Dawn Reader

Dawn Reader
from Open Door Coffee Co.; Hudson, OH; Oct. 26, 2016

Thursday, August 24, 2017

And School Starts ...



I have to confess that I feel a little ... weird ... this time of year. For most of my life, when the last day lily croaked, when the sky darkened earlier in the evening, when the Browns and Indians were playing at the same time, it was Back-to-School Time for me.

I entered kindergarten in the fall of 1950. Graduated from high school in the spring of 1962. From college in the spring of 1966. So ... for sixteen consecutive years I was heading off the school in late summer to sit in class and daydr--uh, learn.

And then in the fall of 1966, I headed off to school again, this time as a rookie middle-school English teacher (Grade 7; Aurora Middle School; Aurora, Ohio). And I would continue doing so for thirty more years, retiring in January 1997.

I had not spent all that time in Aurora. One year Joyce and I taught at Lake Forest College in Illinois (1978-79), then two years at Western Reserve Academy (1979-81: I quit in a salary snit; Joyce stayed till 1990); then a year of teaching frosh English at KSU (+ working in a bookstore); then--in the fall of 1982 I started again in Aurora (this time with 8th graders) and stayed until my retirement.

During all those teaching years, I did have a couple of sabbatical years--one leave-of-absence (two were grad-school related, another was to accommodate my Jack London research)--but when you know you're going back to teach, a sabbatical year almost seems like an extended summer vacation (one that features some snow) rather than, you know, The End.

After I retired from Aurora, I still taught in Hiram's Weekend College for a bit ... then ... I shut it down in, oh, about 1999. Two years later, my friend Tom Davis (who was head of the English Department at WRA) invited me back--and I taught ten more years, until June 2011, when I Hung Up the Spikes for the last time. (I had one year off at WRA for health-related issues.)

And since then? Well, the late summers have felt ... weird.
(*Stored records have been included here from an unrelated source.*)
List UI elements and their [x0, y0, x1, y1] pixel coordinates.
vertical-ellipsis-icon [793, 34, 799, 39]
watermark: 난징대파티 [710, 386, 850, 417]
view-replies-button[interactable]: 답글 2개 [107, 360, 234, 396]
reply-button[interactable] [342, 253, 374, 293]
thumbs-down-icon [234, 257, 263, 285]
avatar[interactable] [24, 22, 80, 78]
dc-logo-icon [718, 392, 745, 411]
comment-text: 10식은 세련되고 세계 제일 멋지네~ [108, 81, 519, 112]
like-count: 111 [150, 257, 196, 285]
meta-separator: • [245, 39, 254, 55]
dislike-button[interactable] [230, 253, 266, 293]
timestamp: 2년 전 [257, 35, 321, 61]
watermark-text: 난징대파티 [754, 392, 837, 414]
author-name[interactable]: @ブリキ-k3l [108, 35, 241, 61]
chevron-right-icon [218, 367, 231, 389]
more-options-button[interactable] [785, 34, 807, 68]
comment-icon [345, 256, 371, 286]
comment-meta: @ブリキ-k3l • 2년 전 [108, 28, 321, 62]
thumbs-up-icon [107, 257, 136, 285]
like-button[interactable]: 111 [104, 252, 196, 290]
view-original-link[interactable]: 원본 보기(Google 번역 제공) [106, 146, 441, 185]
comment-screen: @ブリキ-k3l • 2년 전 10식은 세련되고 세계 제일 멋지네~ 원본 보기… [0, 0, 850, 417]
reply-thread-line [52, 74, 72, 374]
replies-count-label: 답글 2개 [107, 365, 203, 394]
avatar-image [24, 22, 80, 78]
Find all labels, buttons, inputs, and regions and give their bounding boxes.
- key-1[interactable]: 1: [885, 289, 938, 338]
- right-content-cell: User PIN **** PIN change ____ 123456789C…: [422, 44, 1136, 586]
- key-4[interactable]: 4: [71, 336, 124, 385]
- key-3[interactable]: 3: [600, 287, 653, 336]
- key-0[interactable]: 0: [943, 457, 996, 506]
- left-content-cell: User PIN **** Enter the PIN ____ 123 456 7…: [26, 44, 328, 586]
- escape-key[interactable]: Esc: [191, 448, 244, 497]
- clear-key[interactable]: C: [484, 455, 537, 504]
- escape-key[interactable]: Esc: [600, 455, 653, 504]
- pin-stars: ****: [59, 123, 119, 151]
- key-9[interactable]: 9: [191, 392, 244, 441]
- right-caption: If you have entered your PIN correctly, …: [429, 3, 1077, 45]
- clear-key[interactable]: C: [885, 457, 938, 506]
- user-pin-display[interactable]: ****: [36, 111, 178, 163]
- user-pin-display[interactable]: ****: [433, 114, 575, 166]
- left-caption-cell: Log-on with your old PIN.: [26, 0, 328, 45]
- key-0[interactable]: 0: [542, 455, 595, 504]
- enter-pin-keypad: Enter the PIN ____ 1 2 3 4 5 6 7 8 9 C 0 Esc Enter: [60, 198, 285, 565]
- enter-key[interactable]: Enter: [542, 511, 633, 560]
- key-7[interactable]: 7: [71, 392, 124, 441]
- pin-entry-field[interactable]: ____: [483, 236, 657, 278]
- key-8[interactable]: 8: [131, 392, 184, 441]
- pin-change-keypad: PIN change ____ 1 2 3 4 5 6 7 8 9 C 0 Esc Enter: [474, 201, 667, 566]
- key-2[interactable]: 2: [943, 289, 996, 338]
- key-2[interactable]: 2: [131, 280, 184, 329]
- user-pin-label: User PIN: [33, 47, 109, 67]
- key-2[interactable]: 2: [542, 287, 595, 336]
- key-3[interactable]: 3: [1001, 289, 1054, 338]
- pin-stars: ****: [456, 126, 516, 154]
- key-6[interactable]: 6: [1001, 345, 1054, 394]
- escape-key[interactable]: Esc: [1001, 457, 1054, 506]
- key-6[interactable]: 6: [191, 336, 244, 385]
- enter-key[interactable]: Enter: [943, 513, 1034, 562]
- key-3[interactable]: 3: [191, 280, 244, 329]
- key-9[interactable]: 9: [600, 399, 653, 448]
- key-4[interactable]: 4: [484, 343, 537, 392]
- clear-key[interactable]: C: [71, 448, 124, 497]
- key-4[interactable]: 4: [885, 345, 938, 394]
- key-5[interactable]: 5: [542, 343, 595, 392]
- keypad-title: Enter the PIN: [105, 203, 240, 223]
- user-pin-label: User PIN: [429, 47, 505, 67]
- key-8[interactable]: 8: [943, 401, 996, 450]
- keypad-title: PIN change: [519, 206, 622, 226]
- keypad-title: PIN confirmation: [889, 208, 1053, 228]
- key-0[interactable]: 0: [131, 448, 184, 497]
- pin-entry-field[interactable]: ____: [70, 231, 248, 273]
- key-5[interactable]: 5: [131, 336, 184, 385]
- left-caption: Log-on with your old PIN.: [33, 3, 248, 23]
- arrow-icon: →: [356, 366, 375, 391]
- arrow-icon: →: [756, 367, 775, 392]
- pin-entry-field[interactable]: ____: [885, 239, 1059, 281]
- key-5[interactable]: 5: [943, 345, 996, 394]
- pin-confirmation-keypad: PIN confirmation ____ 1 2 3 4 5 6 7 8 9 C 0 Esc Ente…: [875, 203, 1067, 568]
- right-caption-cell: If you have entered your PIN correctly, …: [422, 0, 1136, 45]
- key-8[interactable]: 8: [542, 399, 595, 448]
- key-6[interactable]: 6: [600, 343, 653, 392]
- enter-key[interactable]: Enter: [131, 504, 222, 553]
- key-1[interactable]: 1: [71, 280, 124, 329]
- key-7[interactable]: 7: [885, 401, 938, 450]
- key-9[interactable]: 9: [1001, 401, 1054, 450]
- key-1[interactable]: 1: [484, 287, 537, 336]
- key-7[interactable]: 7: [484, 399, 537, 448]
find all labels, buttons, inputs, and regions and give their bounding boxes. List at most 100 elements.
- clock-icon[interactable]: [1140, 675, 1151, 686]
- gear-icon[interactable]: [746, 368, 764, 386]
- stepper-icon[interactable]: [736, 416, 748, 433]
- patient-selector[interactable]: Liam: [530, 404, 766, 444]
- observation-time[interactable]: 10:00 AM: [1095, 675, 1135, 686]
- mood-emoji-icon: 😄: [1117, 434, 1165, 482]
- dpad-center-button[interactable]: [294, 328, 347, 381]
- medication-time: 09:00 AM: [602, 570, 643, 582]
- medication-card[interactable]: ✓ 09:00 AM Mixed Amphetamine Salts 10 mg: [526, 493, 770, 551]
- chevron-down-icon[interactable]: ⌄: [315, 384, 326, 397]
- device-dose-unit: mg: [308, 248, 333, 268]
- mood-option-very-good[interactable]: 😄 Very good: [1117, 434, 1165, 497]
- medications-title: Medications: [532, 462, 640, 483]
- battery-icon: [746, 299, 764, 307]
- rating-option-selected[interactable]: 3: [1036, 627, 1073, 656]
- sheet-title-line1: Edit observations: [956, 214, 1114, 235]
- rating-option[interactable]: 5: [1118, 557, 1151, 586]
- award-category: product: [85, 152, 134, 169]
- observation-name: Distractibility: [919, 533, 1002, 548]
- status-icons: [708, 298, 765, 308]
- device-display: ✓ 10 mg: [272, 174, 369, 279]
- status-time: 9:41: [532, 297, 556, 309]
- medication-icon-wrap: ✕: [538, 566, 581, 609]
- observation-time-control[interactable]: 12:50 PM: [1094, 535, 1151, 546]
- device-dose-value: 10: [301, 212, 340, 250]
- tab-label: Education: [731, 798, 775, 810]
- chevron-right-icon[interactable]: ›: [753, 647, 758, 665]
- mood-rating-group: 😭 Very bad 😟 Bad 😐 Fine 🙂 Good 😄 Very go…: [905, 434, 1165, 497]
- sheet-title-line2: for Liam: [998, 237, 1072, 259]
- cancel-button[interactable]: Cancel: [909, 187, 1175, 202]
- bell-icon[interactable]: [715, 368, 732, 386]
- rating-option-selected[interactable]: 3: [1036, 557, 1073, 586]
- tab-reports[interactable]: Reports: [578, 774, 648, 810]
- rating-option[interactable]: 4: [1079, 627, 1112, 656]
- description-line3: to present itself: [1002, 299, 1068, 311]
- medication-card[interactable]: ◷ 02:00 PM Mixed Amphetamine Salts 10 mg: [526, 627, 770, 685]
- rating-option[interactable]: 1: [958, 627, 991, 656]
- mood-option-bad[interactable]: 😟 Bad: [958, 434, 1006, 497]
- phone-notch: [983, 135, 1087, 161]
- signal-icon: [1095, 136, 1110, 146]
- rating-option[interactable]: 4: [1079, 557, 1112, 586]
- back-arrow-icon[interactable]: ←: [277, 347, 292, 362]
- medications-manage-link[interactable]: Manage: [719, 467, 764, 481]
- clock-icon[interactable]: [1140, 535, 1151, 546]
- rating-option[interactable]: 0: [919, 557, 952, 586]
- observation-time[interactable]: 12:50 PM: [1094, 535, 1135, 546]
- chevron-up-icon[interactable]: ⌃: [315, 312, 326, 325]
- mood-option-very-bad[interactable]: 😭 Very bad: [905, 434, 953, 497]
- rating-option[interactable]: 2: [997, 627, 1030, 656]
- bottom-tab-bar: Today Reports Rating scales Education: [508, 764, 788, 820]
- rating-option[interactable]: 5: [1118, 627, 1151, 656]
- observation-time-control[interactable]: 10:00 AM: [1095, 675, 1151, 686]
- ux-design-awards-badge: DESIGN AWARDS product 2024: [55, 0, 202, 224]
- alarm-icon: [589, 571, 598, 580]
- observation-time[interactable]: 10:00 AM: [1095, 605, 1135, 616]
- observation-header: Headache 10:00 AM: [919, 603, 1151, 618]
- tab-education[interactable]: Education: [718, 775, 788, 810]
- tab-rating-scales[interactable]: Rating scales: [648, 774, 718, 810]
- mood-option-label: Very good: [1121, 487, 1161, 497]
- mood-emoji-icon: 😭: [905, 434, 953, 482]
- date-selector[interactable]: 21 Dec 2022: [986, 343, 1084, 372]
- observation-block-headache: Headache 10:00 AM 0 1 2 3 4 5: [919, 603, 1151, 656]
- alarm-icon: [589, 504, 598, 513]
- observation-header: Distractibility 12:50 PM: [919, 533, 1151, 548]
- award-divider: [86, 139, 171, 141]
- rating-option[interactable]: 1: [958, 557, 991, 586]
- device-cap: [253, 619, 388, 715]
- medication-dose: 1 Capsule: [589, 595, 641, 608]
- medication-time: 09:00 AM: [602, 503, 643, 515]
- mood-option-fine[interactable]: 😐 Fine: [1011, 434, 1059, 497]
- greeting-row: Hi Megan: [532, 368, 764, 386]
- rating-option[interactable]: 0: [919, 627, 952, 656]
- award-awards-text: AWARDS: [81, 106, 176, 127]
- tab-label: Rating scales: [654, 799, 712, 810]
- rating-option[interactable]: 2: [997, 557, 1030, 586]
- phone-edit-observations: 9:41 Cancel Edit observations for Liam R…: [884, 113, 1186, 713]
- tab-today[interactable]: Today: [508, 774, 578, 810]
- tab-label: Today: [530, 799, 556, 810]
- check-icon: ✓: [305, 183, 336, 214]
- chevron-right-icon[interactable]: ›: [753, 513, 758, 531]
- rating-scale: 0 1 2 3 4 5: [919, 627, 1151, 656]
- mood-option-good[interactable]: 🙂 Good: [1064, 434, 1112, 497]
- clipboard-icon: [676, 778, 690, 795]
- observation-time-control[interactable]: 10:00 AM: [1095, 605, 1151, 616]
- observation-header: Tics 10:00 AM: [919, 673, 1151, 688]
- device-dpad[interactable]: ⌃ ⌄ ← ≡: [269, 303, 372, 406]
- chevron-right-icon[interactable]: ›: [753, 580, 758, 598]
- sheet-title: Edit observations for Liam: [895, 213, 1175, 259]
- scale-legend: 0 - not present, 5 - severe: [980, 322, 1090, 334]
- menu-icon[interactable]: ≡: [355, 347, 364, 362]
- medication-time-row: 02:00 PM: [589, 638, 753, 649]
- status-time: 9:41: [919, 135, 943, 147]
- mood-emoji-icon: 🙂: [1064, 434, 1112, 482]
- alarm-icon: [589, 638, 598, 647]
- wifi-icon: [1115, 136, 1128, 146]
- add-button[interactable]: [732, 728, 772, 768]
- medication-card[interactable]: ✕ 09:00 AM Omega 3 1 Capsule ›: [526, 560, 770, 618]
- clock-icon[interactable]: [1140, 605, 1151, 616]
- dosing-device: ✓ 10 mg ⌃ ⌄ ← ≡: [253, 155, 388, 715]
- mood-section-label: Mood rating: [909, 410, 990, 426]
I see the back-to-school signs in the shop windows; I see school buses on their practice runs; I see athletes in pre-school practices; I see the many Facebook posts from parents (most are former students!) who are sending their kids off to school; I hear people talking about it in the coffee shop ...

And, as I said, it's just weird not to be a part of it any longer.

Occasionally, someone will ask me if I miss it.

Yes and no.

I miss the kids, my colleagues--and the feeling that I'm doing something ... important.

I do not miss the paper-grading and course- and lesson-planning that consumed evenings and weekends and holidays throughout my career.

I do not miss, especially, the Testing Mania that has swarmed over the public schools like some kind of Biblical plague. (The plague was just arriving when I left in Jan. 97.)

But ... the kids ... the colleagues ... the classroom exchanges ... There's really no replacement for them.

I keep busy. I have two blogs. I write. I review a book a week for Kirkus Reviews. I read stuff I've always meant to. I read new stuff. I read some newer writers I've never had time for. I go to movies. I spend lots of time with The Love of My Life. I write to my mom, to friends (snail-mail!). I work out (most) every afternoon. (I used to love exercising; now--with age and declining health--I find it more and more difficult--even odious.) I go to bed a lot earlier than I used to. Bed--where I read about an hour, then stream some things ...

We still travel a little. We just got back from the Stratford Theatre Festival in Canada (our fifteenth consecutive year--saw 11 plays in 6 days!). Soon, we're going to Lenox, Mass., to help celebrate my mom's 98th birthday. I've been hoping to take one more trip back to Oklahoma to see the various shrines of my boyhood. Not sure that will happen. But if I could do it this fall ... ?

But still. As I sit in my coffee-shop chair next to the window, many school buses pass by me--not fifteen feet away.

And I feel ... loss. There's really no other word for it.